Esta ênfase na noção de "comunidade científica" levou a que se estabelecesse, nas análises teóricas e empíricas da tradição dominante da Sociologia da Ciência, uma evidente dicotomia "interno-externo", para abordar as condições de produção do conhecimento científico. Outra dicotomia proveniente dessa tradição é aquela expressa na separação entre os aspectos cognitivos e os sociais da produção científica.

Num extremo, tais separações tendem a acentuar a visão a respeito do valor destacado da verdade científica ou de uma racionalidade técnico-científica, o que aponta para a vertente da neutralidade científica, que se consagra na idéia de "ciência pura" - na linha da defesa preconizada pelo Círculo de Vienna. O exemplo mais marcante dessa última linha pode ser visto, na Sociologia da Ciência, no trabalho de Merton (1949), ao insistir na tese da autonomia da ciência na sociedade.

No outro extremo, autores como Bourdieu e Kuhn, embora ainda dedicando importância decisiva para as relações entre os pares-cientistas - seja através da noção de "campo científico", seja mediante a de "comunidade científica", respectivamente -, como constructos explicativos para a compreensão do modo como se organiza e realiza a atividade científica, apontam para o necessário imbricamento de elementos sociais, culturais e políticos na obtenção dos fatos científicos.

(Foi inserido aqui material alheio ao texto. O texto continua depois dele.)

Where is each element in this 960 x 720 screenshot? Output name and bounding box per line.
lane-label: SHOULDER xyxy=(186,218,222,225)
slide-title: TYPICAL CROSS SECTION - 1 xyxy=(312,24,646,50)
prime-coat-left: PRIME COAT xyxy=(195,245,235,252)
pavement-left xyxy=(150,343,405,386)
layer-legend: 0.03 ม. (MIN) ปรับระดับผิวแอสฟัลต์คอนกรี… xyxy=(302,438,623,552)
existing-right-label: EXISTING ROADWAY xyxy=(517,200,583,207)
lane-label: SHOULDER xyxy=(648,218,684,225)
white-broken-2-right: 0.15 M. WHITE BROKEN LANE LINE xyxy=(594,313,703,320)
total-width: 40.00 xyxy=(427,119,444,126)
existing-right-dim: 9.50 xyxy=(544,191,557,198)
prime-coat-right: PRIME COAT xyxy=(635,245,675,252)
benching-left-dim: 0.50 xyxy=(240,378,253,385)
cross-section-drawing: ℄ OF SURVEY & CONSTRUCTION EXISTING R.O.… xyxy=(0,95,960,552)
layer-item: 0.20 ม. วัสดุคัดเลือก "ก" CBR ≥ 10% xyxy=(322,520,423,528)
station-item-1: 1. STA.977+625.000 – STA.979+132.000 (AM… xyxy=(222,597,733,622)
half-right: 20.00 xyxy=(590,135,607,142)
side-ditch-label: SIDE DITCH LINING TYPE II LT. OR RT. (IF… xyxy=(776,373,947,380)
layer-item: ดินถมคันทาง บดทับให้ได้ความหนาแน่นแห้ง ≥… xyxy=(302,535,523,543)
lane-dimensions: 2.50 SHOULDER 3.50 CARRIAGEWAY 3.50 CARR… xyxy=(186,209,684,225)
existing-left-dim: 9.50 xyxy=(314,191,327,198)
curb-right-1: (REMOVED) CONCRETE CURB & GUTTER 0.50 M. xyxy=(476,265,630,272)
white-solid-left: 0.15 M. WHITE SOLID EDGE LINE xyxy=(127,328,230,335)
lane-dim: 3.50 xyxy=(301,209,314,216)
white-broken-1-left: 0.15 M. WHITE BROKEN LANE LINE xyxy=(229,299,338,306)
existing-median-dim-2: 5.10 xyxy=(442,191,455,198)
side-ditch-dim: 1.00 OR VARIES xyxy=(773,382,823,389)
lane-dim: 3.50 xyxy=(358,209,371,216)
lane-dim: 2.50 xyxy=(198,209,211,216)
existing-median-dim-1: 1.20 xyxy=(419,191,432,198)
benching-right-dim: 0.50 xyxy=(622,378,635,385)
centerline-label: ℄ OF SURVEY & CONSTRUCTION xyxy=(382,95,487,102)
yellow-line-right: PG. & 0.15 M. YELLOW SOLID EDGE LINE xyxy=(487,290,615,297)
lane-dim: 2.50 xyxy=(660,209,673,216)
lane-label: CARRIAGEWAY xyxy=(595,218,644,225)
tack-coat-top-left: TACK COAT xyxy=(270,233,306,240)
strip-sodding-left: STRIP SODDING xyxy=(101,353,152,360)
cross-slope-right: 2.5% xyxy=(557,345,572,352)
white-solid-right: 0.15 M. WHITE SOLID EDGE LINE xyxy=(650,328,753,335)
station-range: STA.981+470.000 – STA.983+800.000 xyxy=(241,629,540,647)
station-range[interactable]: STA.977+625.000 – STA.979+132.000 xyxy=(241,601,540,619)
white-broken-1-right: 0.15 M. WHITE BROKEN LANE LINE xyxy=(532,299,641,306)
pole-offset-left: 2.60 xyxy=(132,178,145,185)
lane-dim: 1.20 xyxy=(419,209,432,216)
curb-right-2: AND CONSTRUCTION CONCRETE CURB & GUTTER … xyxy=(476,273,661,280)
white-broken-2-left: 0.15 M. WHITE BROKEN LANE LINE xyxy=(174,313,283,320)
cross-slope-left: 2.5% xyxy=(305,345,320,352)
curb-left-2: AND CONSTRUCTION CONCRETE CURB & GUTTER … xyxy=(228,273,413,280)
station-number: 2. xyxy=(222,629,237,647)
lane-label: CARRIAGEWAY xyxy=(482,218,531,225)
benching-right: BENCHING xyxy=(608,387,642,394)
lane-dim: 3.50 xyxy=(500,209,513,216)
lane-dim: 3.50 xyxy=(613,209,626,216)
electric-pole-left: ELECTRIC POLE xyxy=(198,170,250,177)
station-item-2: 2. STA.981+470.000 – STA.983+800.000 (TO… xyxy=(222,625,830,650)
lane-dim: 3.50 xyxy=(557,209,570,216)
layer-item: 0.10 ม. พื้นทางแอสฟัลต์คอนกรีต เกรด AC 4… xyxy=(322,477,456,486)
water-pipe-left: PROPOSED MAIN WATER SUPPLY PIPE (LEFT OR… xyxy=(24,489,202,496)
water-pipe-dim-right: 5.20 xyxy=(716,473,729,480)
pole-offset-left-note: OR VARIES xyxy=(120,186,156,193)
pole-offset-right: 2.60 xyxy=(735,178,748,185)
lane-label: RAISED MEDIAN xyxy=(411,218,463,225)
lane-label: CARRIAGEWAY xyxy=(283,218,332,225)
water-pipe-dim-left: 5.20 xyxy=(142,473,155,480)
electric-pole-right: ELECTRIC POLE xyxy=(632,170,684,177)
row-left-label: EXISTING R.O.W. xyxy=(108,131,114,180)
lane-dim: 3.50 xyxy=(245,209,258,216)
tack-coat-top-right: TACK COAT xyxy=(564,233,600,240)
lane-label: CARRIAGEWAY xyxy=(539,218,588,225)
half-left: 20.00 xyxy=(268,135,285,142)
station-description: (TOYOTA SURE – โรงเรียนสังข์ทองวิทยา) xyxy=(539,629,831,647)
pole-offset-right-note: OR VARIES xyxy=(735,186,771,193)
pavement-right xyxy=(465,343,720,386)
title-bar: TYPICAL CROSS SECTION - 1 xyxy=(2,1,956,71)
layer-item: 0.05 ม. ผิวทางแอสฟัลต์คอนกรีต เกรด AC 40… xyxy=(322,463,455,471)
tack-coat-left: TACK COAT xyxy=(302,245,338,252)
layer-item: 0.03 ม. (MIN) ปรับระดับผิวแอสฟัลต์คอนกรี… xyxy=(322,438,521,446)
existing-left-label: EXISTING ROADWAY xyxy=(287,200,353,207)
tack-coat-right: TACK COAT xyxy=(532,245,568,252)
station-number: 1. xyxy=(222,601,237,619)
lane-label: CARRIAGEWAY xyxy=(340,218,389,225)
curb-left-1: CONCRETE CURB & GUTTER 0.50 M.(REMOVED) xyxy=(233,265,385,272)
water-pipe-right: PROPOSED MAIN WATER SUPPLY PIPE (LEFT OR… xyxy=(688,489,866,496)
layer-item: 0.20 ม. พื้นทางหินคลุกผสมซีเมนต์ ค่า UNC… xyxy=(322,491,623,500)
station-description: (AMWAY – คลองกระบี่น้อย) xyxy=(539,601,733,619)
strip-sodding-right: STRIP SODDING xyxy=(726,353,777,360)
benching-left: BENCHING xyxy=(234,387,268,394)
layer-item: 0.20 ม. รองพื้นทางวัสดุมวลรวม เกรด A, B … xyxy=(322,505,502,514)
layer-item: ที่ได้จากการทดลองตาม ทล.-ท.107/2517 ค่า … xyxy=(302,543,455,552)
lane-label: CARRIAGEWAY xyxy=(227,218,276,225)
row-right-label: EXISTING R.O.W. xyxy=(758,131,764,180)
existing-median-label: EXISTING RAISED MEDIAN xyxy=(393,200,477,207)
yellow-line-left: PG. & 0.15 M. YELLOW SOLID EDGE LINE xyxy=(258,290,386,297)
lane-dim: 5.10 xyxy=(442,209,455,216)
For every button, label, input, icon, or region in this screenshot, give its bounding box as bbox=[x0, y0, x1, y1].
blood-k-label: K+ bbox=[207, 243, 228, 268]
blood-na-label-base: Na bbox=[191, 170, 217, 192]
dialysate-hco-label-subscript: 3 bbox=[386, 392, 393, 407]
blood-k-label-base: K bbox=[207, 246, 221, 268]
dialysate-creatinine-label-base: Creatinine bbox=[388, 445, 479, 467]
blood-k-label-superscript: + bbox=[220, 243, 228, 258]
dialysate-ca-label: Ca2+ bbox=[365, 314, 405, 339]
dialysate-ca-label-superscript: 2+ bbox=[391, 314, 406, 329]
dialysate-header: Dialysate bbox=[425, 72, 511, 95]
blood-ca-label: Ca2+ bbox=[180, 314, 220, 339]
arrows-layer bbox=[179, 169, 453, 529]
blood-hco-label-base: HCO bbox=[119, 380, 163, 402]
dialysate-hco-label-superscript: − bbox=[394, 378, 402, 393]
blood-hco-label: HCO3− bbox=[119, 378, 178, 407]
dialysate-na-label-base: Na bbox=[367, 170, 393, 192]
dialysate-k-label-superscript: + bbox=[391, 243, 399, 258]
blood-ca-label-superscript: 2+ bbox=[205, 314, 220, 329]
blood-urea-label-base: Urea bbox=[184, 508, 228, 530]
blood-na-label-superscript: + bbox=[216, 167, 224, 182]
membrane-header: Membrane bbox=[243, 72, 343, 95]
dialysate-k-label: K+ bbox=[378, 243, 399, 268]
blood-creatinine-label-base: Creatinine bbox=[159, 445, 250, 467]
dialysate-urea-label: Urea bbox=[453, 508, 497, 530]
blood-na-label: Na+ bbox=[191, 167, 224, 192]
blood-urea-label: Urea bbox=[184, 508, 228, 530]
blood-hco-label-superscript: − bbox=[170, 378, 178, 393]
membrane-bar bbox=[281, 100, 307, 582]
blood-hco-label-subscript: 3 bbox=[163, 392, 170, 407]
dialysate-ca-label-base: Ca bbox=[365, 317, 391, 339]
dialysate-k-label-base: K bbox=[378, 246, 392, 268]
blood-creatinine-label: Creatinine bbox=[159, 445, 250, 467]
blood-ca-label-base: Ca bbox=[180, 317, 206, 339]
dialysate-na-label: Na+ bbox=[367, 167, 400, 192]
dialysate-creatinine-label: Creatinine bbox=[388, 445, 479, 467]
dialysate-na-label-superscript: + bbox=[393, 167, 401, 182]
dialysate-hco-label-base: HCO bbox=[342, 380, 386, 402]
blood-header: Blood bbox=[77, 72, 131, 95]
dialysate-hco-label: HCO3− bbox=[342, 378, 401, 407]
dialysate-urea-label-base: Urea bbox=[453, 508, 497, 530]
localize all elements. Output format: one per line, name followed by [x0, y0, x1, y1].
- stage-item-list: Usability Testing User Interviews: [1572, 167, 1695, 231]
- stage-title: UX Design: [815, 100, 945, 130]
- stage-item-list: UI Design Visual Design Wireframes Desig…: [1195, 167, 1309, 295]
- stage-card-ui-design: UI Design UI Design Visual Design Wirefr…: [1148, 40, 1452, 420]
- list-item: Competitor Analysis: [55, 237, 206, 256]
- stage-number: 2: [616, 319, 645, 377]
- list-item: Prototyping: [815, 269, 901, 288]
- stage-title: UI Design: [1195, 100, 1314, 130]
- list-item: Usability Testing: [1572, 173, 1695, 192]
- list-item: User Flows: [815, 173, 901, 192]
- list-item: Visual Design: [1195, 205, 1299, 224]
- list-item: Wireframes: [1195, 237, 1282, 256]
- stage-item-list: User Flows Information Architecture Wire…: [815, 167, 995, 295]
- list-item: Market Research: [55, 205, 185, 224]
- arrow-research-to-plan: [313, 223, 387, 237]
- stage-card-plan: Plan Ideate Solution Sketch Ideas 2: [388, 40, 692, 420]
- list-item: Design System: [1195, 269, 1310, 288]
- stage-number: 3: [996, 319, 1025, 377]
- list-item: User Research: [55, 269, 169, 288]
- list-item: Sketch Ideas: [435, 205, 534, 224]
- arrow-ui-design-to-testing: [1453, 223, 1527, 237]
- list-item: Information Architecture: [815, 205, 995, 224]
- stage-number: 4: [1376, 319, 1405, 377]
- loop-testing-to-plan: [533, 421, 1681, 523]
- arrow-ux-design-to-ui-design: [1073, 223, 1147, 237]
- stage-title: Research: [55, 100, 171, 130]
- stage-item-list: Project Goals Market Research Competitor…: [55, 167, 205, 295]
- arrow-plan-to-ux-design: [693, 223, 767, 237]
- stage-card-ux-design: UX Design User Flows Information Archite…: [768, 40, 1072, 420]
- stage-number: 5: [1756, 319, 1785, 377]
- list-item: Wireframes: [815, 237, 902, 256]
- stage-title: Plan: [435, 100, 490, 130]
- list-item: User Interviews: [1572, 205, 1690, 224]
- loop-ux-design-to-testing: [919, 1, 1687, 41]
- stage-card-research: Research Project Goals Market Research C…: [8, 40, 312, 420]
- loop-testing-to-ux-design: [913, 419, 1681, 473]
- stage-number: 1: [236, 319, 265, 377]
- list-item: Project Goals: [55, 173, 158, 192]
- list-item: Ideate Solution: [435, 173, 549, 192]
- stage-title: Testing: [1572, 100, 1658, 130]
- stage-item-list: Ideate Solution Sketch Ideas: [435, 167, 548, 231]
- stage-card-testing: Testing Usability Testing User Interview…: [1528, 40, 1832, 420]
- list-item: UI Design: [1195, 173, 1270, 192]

Para Bourdieu, por exemplo, o "campo científico" é uma instância relativamente autônoma da sociedade, sendo condicionado pela estrutura global desta última e pelas suas relações econômicas, políticas e ideológicas; as quais interferem nos aspectos gerais do campo e em sua estrutura de demandas, possibilidades, prioridades e restrições de pesquisa, bem como nos próprios componentes motivacionais dos cientistas, na medida em que eles incorporam valores e expectativas provenientes de sua origem social, de sua socialização. Seguindo nessa linha de argumentação, o autor desenvolve a tese de que o "campo científico" constitui-se em um espaço de lutas entre os cientistas-concorrentes, em busca do monopólio da autoridade e da competência científica; entendida, esta última, como uma junção entre capacidade técnica e poder político. Em suma, os fatos científicos não são realidades "puras", nem resultado exclusivo de uma dimensão cognitiva, mas encerram um conteúdo técnico/instrumental, e outro, social, indistinguíveis.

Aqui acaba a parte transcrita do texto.